LETTER | City Council, It's not your fault, but you can fix it

The following letter was sent to the City of Kirkland on July 10th

Re:  ZON11-00042 BN-Res Market

Dear City Leaders:
For nearly a year and a half, the organization that has come to be known as "STOP", has been lobbying on behalf of the future of Kirkland to rationalize residential development on our Commercial zones, especially the BN zones. Your predecessor city fathers and mothers developed our Comprehensive Plan with a lot of thought and planning. STOP and the "red shirt folks" simply want that vision and foresight implemented in our Zoning Code. That's why it's called "STOP: Support The Ordinances and Plans.
It appears to those of us who have watched this drama play out that no one on either the Planning Commission or the Council has found any reason to strongly support the type of ultra-high density proposed development that current zoning oversights appear to allow.
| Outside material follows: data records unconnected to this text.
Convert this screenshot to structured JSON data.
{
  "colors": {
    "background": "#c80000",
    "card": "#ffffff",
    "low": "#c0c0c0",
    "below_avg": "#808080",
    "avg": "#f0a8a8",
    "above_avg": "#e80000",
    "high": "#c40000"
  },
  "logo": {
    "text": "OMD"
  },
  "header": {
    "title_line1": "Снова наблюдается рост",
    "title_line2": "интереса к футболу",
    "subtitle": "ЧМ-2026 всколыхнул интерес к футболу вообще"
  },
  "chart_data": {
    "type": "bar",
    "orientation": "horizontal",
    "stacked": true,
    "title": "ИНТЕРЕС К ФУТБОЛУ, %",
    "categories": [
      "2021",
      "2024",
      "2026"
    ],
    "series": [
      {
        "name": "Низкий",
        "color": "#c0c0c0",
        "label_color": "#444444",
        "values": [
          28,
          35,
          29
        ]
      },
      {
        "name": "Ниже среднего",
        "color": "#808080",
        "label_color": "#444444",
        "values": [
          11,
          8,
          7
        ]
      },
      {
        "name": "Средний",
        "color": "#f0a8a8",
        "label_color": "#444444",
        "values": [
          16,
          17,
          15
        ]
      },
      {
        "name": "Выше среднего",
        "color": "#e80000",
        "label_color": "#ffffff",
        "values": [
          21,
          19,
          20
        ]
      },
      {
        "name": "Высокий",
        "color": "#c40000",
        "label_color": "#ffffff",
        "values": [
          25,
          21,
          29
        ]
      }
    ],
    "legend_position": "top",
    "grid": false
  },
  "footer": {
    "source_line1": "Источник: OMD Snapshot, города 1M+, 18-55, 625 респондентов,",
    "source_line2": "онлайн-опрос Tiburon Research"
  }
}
What support there may be is that of "Well, we made our bed and now we have to lie in it," or "I don't like the situation, but I don't like the alternatives either." Not a soul on the PC or Council is a cheerleader for where we're headed with this. We commend you for that. And we recognize the difficult position in which this places the City.
  • We are entitled to be "project specific" because the BN zone on Lake Street was the only available BN zone in the City at the time a specific developer proposal was submitted to the City. Pre-annexation, that proposal and BN zones were synonymous. Post-annexation, a wider application is appropriate, but has not yet been addressed.
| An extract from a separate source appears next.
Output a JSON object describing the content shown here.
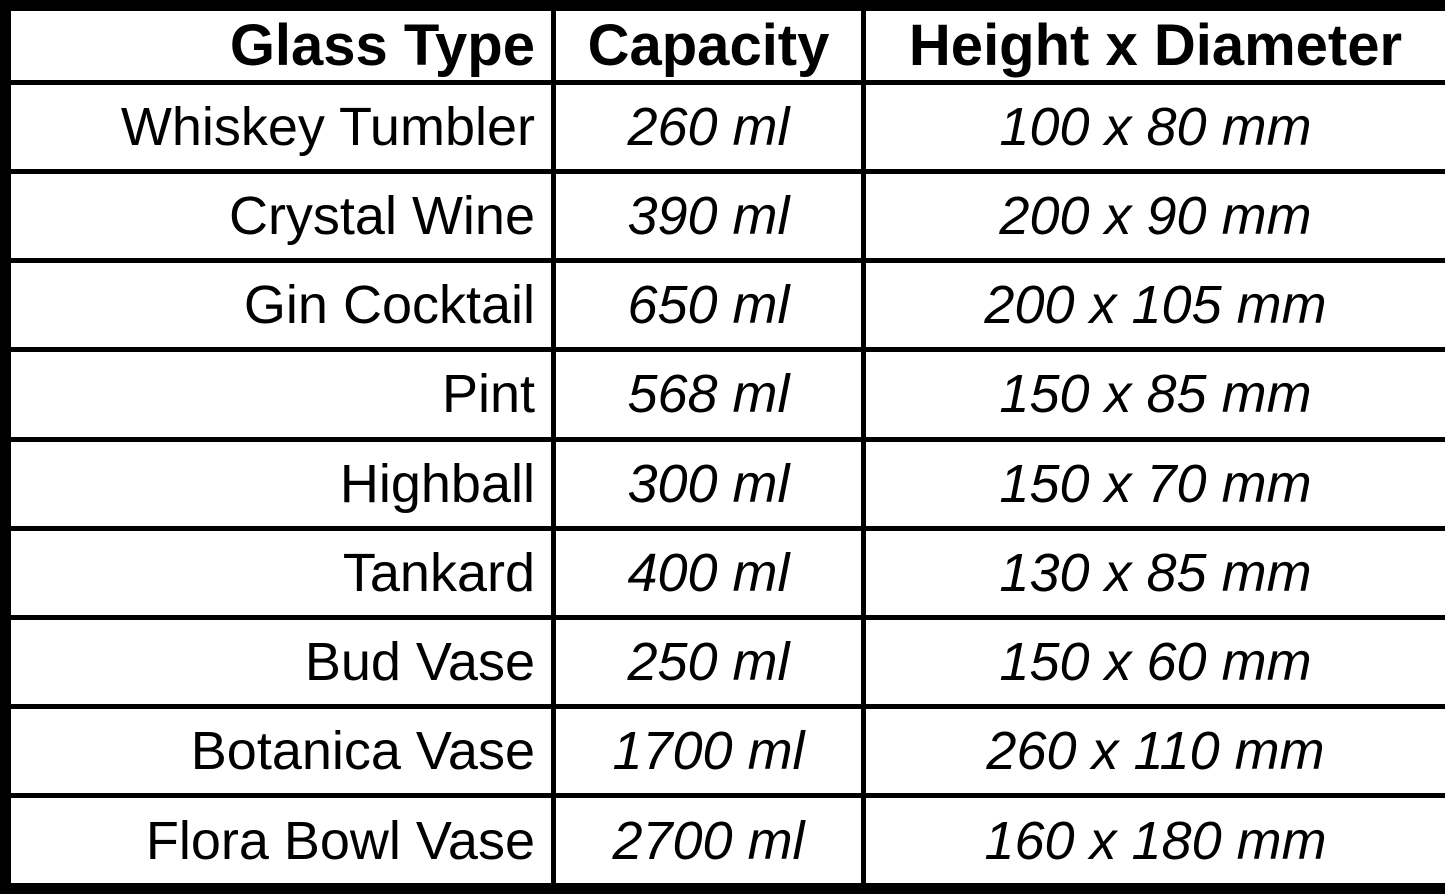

  • We have emphasized the incompatibility with the surrounding zoning and existing development.
  • We have lobbied for the rights of existing property owners for predictability and the stability of the neighborhood that the Comp Plan promises.
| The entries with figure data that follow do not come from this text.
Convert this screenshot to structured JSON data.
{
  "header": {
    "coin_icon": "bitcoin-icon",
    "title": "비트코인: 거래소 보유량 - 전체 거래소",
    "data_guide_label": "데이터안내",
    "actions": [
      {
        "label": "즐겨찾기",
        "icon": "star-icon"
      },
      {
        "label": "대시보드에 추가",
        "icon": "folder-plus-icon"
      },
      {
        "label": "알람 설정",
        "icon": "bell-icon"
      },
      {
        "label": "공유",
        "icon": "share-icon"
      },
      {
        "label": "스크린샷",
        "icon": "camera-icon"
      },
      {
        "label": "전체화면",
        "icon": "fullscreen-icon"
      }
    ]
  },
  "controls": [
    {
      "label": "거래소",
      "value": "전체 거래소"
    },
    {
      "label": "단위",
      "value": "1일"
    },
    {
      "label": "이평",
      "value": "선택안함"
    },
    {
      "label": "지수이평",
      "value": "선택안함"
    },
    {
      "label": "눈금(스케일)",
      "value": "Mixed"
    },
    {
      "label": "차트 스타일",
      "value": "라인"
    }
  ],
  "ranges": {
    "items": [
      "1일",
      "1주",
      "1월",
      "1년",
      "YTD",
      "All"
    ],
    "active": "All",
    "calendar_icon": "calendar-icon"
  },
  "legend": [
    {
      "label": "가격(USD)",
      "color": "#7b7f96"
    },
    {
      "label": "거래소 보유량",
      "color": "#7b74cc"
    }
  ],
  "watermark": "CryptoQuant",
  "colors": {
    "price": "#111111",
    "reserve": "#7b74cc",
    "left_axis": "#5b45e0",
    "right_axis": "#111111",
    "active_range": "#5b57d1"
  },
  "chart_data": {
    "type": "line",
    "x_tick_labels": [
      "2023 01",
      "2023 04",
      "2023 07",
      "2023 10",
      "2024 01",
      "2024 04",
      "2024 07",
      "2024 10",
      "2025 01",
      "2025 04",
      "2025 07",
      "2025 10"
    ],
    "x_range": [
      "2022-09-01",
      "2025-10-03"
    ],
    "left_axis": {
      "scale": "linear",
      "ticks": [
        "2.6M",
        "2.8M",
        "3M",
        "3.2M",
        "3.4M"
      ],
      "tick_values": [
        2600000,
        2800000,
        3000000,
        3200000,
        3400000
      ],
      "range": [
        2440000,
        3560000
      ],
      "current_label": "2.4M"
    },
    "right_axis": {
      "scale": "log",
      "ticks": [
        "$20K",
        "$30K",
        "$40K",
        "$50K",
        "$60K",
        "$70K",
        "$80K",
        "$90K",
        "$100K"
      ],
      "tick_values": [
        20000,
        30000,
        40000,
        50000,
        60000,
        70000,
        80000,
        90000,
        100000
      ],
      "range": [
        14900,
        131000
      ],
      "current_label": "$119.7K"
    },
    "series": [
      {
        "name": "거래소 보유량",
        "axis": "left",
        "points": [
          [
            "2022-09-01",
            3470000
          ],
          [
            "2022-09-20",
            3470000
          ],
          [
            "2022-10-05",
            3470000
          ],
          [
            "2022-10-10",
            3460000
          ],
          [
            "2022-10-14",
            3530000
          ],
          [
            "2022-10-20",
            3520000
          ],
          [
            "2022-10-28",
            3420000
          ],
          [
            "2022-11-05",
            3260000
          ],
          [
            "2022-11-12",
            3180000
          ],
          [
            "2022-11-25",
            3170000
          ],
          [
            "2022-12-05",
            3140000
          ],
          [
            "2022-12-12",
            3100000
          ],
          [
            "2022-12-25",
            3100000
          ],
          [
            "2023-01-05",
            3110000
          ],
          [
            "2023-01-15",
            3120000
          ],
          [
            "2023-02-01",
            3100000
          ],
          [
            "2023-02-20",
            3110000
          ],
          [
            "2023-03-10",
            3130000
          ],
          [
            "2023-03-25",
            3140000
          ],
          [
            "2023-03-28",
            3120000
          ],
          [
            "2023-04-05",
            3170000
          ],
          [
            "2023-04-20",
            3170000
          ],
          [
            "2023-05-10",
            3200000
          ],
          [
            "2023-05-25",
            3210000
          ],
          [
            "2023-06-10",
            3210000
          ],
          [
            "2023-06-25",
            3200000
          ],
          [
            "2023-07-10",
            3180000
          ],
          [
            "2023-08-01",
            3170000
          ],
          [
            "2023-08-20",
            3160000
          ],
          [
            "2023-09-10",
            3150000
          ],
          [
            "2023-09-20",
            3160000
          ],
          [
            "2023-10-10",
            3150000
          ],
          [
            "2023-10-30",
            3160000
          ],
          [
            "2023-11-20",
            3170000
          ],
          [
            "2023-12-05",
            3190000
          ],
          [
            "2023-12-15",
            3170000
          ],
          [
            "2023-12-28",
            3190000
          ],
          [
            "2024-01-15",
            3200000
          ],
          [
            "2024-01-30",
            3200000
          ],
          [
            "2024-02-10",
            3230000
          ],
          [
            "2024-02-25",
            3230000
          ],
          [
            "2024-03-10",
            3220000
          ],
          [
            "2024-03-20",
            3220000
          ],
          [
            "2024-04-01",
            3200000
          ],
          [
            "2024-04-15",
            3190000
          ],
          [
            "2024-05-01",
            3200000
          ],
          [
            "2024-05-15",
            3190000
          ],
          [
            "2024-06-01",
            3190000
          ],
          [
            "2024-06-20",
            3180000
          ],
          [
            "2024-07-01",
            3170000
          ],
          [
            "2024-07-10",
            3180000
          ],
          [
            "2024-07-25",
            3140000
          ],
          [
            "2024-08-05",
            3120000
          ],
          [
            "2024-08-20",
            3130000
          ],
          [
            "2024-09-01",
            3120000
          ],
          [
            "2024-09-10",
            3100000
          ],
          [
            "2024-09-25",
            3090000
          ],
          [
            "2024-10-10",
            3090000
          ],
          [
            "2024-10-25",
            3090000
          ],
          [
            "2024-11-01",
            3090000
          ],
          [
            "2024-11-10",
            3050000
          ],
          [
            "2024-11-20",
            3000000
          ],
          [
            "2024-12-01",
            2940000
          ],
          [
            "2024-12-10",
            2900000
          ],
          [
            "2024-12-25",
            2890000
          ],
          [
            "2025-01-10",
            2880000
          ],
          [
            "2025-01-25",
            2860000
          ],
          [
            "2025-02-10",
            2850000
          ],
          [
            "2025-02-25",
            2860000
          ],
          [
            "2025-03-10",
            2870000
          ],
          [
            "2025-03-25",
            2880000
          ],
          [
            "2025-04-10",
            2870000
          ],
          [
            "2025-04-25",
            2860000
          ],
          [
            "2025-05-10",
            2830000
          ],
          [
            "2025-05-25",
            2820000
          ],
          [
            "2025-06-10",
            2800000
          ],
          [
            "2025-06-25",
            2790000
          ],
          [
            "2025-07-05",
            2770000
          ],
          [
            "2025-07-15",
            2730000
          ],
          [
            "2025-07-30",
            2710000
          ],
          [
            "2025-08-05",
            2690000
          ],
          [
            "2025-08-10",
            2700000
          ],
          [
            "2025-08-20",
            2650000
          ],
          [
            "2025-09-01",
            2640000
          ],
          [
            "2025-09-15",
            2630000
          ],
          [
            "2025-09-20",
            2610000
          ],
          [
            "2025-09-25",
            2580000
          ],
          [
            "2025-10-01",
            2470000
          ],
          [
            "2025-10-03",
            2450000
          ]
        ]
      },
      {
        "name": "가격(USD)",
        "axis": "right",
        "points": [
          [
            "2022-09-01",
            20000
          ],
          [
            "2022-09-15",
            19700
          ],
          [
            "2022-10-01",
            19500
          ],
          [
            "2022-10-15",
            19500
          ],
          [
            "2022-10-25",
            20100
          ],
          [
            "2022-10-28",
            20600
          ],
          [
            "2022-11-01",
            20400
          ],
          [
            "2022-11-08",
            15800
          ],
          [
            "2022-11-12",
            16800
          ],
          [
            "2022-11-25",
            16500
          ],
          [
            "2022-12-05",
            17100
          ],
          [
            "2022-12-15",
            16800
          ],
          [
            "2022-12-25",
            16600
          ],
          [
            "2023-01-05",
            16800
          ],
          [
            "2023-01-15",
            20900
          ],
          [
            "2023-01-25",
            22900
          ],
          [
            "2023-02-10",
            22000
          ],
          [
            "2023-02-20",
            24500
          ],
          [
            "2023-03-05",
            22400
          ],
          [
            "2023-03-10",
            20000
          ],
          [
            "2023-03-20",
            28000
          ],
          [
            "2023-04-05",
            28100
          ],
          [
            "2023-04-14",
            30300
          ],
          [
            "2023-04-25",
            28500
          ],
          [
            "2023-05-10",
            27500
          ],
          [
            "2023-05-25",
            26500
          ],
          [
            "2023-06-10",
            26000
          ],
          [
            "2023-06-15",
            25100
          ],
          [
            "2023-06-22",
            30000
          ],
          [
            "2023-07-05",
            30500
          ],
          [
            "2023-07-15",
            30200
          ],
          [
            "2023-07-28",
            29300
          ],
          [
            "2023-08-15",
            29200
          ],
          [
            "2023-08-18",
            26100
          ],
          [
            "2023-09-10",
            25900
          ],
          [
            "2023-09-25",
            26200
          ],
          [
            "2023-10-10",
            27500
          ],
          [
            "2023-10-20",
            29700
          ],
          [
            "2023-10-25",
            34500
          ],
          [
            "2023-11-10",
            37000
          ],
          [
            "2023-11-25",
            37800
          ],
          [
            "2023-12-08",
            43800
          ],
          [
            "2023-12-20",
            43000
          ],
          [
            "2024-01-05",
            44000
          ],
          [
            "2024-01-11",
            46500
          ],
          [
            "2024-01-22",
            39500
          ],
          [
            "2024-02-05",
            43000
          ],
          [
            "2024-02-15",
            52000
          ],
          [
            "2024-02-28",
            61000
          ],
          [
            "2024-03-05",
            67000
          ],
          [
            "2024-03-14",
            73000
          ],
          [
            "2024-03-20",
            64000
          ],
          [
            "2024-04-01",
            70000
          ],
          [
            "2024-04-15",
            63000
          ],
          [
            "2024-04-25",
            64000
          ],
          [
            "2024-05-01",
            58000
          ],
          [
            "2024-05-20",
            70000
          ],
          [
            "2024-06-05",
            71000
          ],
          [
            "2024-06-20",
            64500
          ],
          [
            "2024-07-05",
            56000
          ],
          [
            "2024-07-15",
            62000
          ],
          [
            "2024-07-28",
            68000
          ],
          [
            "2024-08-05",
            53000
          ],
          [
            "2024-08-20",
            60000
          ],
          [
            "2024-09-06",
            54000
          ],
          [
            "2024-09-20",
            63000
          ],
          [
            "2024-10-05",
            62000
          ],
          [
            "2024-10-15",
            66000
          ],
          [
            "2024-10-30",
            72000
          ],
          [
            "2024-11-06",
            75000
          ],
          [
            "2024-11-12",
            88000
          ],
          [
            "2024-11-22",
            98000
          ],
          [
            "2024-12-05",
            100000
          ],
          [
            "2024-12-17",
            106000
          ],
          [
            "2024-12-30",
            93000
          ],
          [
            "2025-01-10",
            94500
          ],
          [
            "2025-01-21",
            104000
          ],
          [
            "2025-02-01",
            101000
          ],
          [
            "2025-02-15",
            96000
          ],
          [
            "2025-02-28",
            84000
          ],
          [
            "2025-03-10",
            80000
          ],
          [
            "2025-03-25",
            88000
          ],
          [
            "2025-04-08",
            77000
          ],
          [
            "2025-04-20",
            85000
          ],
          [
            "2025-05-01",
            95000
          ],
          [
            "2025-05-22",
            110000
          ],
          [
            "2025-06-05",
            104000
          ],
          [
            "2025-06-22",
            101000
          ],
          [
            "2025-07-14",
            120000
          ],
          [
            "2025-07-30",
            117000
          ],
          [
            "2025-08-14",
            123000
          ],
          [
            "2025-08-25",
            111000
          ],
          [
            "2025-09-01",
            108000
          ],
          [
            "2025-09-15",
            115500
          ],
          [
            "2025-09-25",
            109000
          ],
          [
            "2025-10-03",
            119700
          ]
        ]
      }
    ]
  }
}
  • We have argued that overly intense development is a traffic safety issue, especially with Lake Washington Boulevard being Kirkland's most-used pedestrian and bicycle venue.
  • We have shown that, with regard to the Lake Street proposal, the developer was adequately forewarned of a likely residential density limit of 12 units per acre, and competing language in the Comp Plan and Zoning Code, and that "the  most restrictive provision applies."
  • We have pointed out that the more recently implemented Lakeview Neighborhood Plan foresaw a similar problem on the Kidd Valley block and addressed it with a residential density cap, on a block in an already more commercialized area.
  • We have asked for "Neighborhood Business" to mean what it says, and not mean "build as many apartments as you can squeeze on the property." (Or to acknowledge that this is a farcical anachronism in Zoning due to decades old prior uses, and make the entire parcel residential.)
  • We have supported increased density IN THE PROPER LOCATIONS, and have given examples of where this has been done appropriately and well here in Kirkland.
Also, were we having our City's zoning challenged by a local, well-known and respected developer with a track record in Kirkland (or anywhere, for that matter!), we would likely be a bit more understanding. But that's not the case. And since there are hundreds of Kirkland citizens - local, well-known, and hopefully respected - who have signed on to protect our Boulevard, their position deserves high level, preferential consideration.
We fully understand how tough this issue is for everyone charged with making these decisions, but that's one of the challenges of being a civic leader. Please don't be swayed by developer threats. We made a mistake. It's not your fault. But you can fix it. Please do.